Talkin’ About a Revolution

Revolutions may be enabled by technology, but they are driven by people. Adobe’s recent announcements about Flex, Flash, and Adobe AIR on Linux are the most recent technology enablers for the software revolution that is currently underway.

Usually I’m one of the first to post about Adobe’s Linux related announcements. My trip to Bangalore, India, however, made me a little late to the party this time. In case you haven’t seen the announcements, on March 31, 2008 Adobe released an alpha version of Adobe AIR on Linux and an update to the alpha version of Flex Builder 3 for Linux (which supports building AIR applications on Linux). On the same day Adobe also announced that we joined the Linux Foundation.

In a post about the announcement, JD points to one of my old blog posts, which still accurately echoes the significance of this announcement - “… for the first time EVER, nearly everyone in the world has access to a FREE, ubiquitous application runtime, and a FREE application development toolkit for that runtime!
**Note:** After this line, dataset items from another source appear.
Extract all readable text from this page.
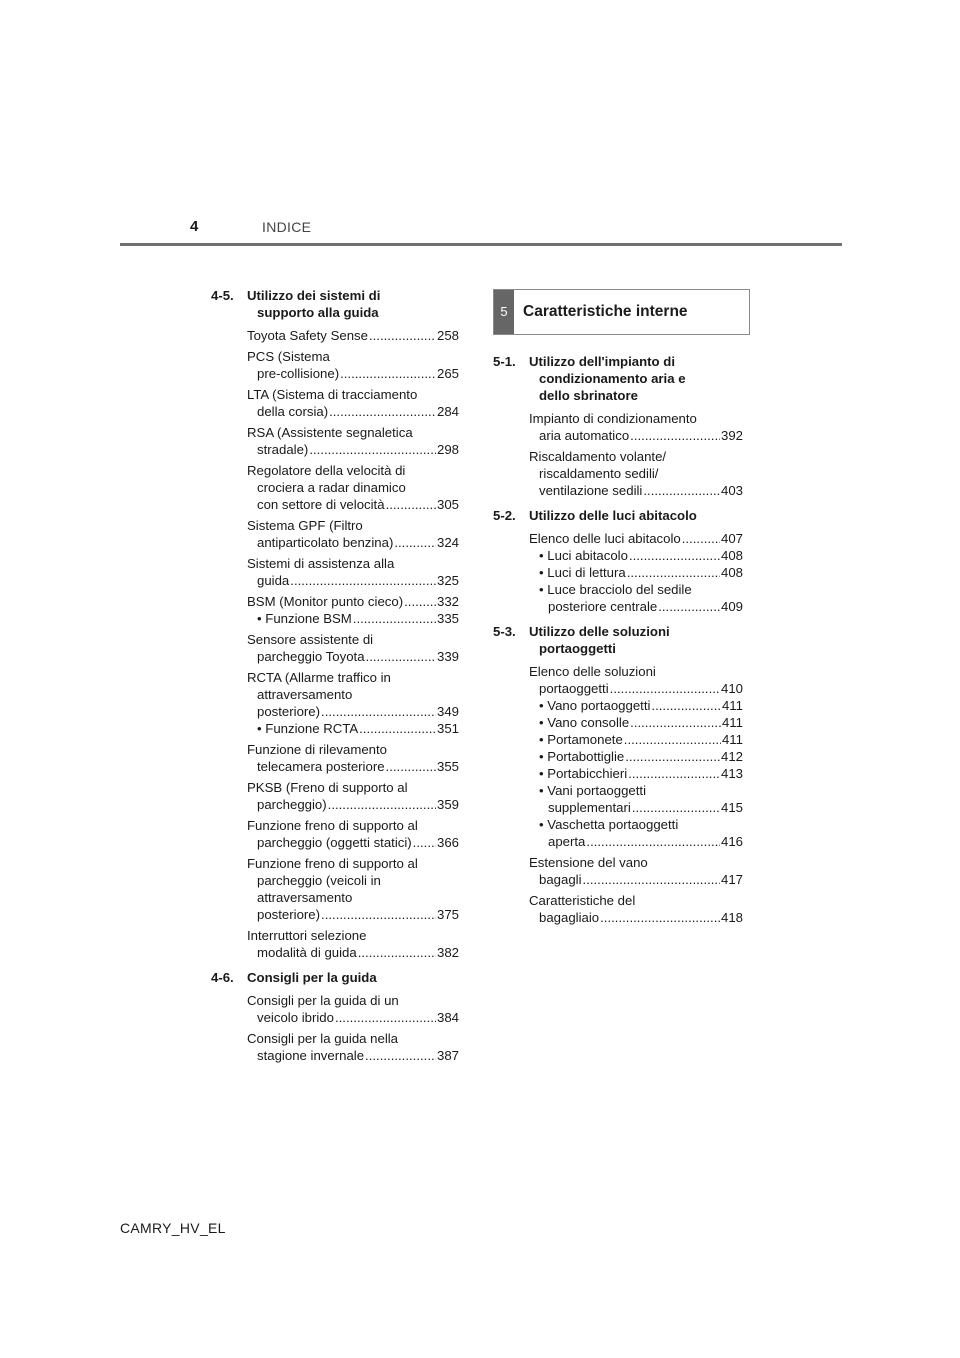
4	INDICE
4-5. Utilizzo dei sistemi di
supporto alla guida
Toyota Safety Sense .....	258
PCS (Sistema
pre-collisione) .....	265
LTA (Sistema di tracciamento
della corsia) .....	284
RSA (Assistente segnaletica
stradale) .....	298
Regolatore della velocità di
crociera a radar dinamico
con settore di velocità .....	305
Sistema GPF (Filtro
antiparticolato benzina) .....	324
Sistemi di assistenza alla
guida .....	325
BSM (Monitor punto cieco) .....	332
• Funzione BSM .....	335
Sensore assistente di
parcheggio Toyota .....	339
RCTA (Allarme traffico in
attraversamento
posteriore) .....	349
• Funzione RCTA .....	351
Funzione di rilevamento
telecamera posteriore .....	355
PKSB (Freno di supporto al
parcheggio) .....	359
Funzione freno di supporto al
parcheggio (oggetti statici) ..... 366
Funzione freno di supporto al
parcheggio (veicoli in
attraversamento
posteriore) .....	375
Interruttori selezione
modalità di guida .....	382
4-6. Consigli per la guida
Consigli per la guida di un
veicolo ibrido .....	384
Consigli per la guida nella
stagione invernale .....	387
5 Caratteristiche interne
5-1. Utilizzo dell'impianto di
condizionamento aria e
dello sbrinatore
Impianto di condizionamento
aria automatico .....	392
Riscaldamento volante/
riscaldamento sedili/
ventilazione sedili .....	403
5-2. Utilizzo delle luci abitacolo
Elenco delle luci abitacolo .....	407
• Luci abitacolo .....	408
• Luci di lettura .....	408
• Luce bracciolo del sedile
posteriore centrale .....	409
5-3. Utilizzo delle soluzioni
portaoggetti
Elenco delle soluzioni
portaoggetti .....	410
• Vano portaoggetti .....	411
• Vano consolle .....	411
• Portamonete .....	411
• Portabottiglie .....	412
• Portabicchieri .....	413
• Vani portaoggetti
supplementari .....	415
• Vaschetta portaoggetti
aperta .....	416
Estensione del vano
bagagli .....	417
Caratteristiche del
bagagliaio .....	418
CAMRY_HV_EL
Of course I’m referring to Flash Player 9 and the free Flex 2 SDK.” Now I can update this statement “For the first time EVER, everyone in the world has access to a FREE, ubiquitous web runtime, a FREE cross-OS desktop runtime, and a FREE, open source, and mature development toolkit for those runtimes! Of course I’m referring to Flash Player 9, Adobe AIR, and the Flex 3 SDK.” This is huge. We can now build real software once and have it run on every major OS and in every major browser – and we can do it using open source tools!

Why the excitement? Haven’t we had this for years - with Java? QT? GTK? True… in theory. We’ve had the technology; but we always lacked a critical mass of people that were actually using it for wide reaching, real software. There are now countless companies - including Oracle, SAP, Salesforce.com, Intuit, E*Trade, eBay, AOL, NASDAQ, Yahoo!, and numerous startups – that are using Flex to build real software for Flash Player on the web and Adobe AIR on the desktop. This kind of software revolution is reminiscent of the transition from client-server to web applications. The movement is real. The technology is mature (even the new Adobe AIR desktop runtime consists primarily of mature, proven technologies like Flash Player, Tamarin, SQLite, and Webkit). Software is changing for the better, especially for those of us on Linux.

I now have several desktop applications installed on Linux - such as the eBay Desktop - which I would never have had before AIR worked on Linux. Most companies simply do not invest time and money building or porting their software for such a small customer base. With AIR it doesn’t matter. Companies build the software once and it works on the web, on the desktop, on Windows, on Mac, on Linux. This is a software revolution not because the technology exists, but because people - lots of people - are actually using it.

Today we call the products of this software revolution “Rich Internet Applications”. In ten years it’ll just be “software”.